Der Stern der Türken sinkt
Die Stärken und Schwächen der beiden Länder spiegeln sich in den Produktschwerpunkten wider. Schwer konfektionierende Bekleidungsstücke wie Jacken, Mäntel und Anzüge werden vor allem aus China bezogen. Ihre lohnintensive Produktion wäre in der Türkei viel teurer. Demgegenüber hat sich die Türkei als Fertigungsland für das hochmodische Bekleidungsstück Jeans profiliert. Läuft alles glatt, ist die Ware aus der Türkei binnen drei Werktagen da. Ein Schiff von Shanghai nach Rotterdam ist im Durchschnitt 27 Tage unterwegs. Allerdings sinkt auch dieser Stern der Türken. "Händler steigen bei hochmodischen Produkten zunehmend auf Luftfracht um. Der Arbeitskostenvorteil in China ist so hoch, dass die Transportkostennachteile überkompensiert werden", beobachtet Breuer. Die Schnelligkeit in der Produktion und im Transport sind nötig, da sich die Trends immer schneller überholen.

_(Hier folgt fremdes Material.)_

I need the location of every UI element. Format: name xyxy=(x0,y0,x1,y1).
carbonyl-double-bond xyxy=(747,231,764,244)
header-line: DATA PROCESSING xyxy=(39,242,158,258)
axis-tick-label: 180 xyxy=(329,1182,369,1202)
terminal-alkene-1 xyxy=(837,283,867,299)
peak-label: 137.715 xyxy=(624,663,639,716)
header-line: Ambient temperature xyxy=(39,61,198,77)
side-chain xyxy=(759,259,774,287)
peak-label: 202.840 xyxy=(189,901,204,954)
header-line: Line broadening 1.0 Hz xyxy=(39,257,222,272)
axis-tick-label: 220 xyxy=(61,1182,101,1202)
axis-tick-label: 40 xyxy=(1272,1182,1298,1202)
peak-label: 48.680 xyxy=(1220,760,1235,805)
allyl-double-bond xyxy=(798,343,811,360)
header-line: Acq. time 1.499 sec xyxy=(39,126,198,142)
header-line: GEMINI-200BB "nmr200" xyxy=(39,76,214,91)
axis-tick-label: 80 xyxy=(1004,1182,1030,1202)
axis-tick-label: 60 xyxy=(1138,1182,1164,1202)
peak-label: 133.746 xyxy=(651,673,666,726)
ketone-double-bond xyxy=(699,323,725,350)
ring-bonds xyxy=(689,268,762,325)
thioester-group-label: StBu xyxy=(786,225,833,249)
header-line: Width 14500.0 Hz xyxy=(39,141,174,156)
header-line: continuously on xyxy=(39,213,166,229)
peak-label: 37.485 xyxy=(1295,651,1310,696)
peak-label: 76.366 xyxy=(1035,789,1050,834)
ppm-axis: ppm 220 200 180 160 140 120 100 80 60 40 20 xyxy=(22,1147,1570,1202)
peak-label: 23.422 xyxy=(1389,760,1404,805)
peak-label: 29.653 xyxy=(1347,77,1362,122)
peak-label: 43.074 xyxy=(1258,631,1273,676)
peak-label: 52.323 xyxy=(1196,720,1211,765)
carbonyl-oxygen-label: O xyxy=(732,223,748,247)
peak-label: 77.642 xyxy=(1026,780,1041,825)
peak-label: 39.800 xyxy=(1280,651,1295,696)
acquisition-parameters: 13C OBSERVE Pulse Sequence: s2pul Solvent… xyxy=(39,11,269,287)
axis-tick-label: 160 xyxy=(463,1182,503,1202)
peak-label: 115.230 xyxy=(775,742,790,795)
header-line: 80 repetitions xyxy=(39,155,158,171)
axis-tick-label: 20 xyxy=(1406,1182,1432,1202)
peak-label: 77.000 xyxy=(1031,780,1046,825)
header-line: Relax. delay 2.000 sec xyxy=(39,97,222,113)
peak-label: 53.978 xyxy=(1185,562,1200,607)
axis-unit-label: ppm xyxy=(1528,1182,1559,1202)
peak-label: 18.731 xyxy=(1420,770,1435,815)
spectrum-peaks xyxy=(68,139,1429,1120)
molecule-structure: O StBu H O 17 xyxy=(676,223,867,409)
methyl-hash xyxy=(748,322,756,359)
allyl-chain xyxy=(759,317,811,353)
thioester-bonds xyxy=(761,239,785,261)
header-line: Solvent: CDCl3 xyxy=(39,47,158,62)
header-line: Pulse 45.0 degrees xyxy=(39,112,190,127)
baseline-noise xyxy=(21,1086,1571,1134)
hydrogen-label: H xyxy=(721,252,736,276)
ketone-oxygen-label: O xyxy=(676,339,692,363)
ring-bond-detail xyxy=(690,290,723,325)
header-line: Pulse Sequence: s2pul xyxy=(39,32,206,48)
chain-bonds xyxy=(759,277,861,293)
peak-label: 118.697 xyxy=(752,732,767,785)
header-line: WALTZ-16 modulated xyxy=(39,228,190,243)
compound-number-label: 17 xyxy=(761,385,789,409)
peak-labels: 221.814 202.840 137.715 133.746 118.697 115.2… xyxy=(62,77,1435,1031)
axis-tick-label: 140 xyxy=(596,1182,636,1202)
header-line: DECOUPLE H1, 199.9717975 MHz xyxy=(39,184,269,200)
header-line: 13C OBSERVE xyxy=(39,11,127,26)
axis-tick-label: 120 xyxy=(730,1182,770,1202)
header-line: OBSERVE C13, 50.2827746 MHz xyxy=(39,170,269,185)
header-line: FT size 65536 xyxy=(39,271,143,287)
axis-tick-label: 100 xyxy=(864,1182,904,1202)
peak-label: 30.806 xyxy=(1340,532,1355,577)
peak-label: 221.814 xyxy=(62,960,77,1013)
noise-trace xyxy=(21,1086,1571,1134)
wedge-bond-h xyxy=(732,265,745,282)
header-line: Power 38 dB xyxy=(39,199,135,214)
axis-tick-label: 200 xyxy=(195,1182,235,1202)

In Deutschland hat sich die Modeindustrie in den vergangenen Jahren wie in kaum einem anderen Land umgekrempelt. Der arbeits- und lohnintensive Herstellungsprozess von Kleidern ließ der Branche im Hochlohnland Deutschland schon Ende der 70er-Jahre kaum eine Alternative. Kreiert, gemanagt und vertrieben wird heute aus Deutschland, geschnitten und genäht in der Türkei, in Osteuropa und in Asien, zunehmend in China. Gefertigt werden hier zu Lande nur noch Musterkollektionen, wenn man von Nischen wie den Trigema-Werken in Baden-Württemberg absieht. 95 Prozent ihrer Waren importieren die deutschen Bekleidungshersteller. Jedes dritte Teil kommt aus China. In den vergangenen zehn Jahren schrumpfte die Zahl der Beschäftigten noch einmal um über 60 Prozent auf rund 45.000.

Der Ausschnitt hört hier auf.